The memory usage shown by "top" means total memory used by the system, both kernel and users. The Linux OS, contrary to many other Operating Systems, does not impose an upper limit on Kernel memory. If the kernel needs more memory, it grabs as much as there is physical memory. Output to disk is buffered in kernel memory first, before making its way slowly to disk. If a program is output intensive, it can quickly use up all physical memory. At that point, the whole system is memory starved. Not much gets done until the output data is written to the disks and frees up memory. Therefore, a Linux system can become very inefficient by just one write-intensive application.
This problem is not limited to HDF5 programs. Any write-intensive program can exhibit the same phenomenon. For example, keep "top" running in one window and do the following in another window. You will see the same behavior, assuming you have less than 2GB of memory. If you have more memory, increase the value of count=200 to exceed it.

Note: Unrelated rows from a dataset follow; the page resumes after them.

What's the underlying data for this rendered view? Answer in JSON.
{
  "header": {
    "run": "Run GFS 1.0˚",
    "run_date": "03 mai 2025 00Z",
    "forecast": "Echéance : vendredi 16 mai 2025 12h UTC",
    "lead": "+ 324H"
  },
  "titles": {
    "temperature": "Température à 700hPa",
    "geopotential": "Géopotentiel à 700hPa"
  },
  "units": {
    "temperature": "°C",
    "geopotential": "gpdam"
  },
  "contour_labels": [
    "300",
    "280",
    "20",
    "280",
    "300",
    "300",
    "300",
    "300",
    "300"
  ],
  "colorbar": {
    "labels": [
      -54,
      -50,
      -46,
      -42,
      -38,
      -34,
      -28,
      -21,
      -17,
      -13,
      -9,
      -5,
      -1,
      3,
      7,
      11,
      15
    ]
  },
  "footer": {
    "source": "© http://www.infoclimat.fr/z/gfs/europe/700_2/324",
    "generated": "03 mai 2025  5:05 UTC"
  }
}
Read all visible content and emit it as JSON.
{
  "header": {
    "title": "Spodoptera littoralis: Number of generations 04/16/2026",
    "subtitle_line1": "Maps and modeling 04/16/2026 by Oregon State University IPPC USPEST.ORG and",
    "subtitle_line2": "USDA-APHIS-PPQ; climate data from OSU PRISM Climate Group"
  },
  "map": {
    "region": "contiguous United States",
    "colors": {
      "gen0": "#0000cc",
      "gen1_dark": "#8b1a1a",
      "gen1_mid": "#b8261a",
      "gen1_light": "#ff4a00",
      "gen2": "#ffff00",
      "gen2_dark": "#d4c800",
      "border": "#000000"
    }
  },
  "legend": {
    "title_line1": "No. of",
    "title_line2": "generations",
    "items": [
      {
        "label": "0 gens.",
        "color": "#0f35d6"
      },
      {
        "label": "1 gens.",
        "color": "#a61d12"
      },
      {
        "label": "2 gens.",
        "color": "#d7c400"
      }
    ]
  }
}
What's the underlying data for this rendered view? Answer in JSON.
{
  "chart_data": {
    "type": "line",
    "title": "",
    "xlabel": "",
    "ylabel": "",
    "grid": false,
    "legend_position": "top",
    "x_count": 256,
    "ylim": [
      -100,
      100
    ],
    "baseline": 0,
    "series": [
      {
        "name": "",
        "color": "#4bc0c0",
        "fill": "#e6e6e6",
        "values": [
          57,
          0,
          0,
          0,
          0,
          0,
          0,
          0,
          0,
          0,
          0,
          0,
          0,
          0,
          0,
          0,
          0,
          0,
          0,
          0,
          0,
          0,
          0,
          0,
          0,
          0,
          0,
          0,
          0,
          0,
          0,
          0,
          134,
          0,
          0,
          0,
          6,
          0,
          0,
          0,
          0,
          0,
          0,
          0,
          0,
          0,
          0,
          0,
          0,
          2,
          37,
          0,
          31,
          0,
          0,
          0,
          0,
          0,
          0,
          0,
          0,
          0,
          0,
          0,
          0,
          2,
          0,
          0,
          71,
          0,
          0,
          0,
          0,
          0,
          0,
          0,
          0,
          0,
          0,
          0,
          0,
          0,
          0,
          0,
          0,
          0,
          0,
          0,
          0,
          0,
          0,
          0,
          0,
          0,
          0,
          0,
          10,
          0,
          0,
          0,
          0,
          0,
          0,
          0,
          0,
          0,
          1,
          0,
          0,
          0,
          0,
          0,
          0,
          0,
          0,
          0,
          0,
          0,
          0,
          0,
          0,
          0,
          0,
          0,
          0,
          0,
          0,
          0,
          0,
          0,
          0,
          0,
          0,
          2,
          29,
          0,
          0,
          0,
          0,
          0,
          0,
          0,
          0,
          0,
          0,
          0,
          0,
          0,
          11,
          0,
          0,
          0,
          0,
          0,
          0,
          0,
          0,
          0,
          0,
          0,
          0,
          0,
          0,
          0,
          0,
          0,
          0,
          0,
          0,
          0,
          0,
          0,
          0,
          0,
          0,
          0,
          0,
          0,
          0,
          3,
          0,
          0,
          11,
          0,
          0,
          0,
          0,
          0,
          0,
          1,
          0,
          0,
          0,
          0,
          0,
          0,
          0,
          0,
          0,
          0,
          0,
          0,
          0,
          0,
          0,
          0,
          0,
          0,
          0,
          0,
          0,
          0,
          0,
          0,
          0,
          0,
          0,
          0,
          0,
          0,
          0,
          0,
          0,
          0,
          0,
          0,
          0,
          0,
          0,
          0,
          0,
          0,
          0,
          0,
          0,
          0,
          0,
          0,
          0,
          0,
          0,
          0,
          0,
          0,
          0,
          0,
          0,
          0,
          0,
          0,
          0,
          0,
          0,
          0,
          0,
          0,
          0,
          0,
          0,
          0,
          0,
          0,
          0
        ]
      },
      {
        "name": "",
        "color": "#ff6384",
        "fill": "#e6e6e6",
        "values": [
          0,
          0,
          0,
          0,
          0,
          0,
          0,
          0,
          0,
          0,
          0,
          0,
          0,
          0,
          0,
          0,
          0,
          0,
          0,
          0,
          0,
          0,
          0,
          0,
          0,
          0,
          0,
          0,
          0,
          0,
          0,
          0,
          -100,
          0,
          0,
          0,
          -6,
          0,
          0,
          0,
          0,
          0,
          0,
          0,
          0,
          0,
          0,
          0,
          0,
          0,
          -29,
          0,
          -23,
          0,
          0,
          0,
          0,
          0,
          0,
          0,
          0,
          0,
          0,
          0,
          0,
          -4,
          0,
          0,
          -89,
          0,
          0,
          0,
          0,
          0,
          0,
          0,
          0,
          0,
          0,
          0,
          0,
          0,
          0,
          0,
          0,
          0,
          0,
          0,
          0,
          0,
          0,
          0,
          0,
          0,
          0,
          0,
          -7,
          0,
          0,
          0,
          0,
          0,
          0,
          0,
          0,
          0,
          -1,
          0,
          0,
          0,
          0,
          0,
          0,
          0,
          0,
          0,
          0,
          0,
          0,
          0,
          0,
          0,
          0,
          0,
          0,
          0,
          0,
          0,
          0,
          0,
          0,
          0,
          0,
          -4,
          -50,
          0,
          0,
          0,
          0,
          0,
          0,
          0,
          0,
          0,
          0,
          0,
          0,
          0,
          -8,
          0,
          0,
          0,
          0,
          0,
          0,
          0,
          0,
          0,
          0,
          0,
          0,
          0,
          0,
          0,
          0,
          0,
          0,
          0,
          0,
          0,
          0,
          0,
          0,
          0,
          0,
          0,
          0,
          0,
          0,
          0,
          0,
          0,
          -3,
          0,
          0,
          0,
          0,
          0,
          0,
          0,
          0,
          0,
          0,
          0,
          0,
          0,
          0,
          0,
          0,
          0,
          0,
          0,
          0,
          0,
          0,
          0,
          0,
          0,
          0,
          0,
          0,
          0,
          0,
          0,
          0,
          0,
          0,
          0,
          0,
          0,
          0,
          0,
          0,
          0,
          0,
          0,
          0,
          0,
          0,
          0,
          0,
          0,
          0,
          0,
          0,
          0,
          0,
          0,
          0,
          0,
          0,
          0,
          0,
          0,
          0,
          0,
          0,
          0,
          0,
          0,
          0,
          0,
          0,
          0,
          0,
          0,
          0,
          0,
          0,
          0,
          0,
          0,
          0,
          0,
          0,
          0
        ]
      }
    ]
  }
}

% dd if=/dev/zero of=junk bs=10MB count=200 #generate a 2000MB file % # by now top will show not much free memory left. % rm junk
You will then see a big jump of free memory because the data in the dirty buffers is no longer valid and the memory is free for other use.
I believe it's a system problem, not the HDF5 library. I'm just looking for a manual flush that would alleviate my problem.
"Flushing" data means an application is very paranoid of the data integrity and is willing to initiate a real disk write and WAIT until it is finished. It is a requirement of data integrity at the cost of response speed. You can keep telling the system to flush the data out but the data can only move at the limit of the I/O channel. If you want your memory to be freed up sooner, you would have to employ one or more of the following:
- faster disks and faster I/O channel;
- more memory;
- more disks and use stripping;
When a system write call is made, linux writes to buffer which marks the pages as dirty. There is a kernel parameter called the dirty background ratio which is a percentage of total system memory. When the system hits this number, a gang of processes are started at write the files to disk. This system exists to maximize IO without blocking IO bound processes.
In our case, we're saving ~125MB/s to disk which all goes into the buffer. When the buffer hits the limit, it slows the entire system down (we have pseudo real time elements which degrade in performance as a result).
We theorize that using something like fasdvise or fsync would maybe let us control the behavior of this buffer.
Currently, I am experimenting with getting the unix file descriptor using H5Fget_vfd_handle() and calling fsync().
I actually have it working with fsync(). We're getting some really good numbers.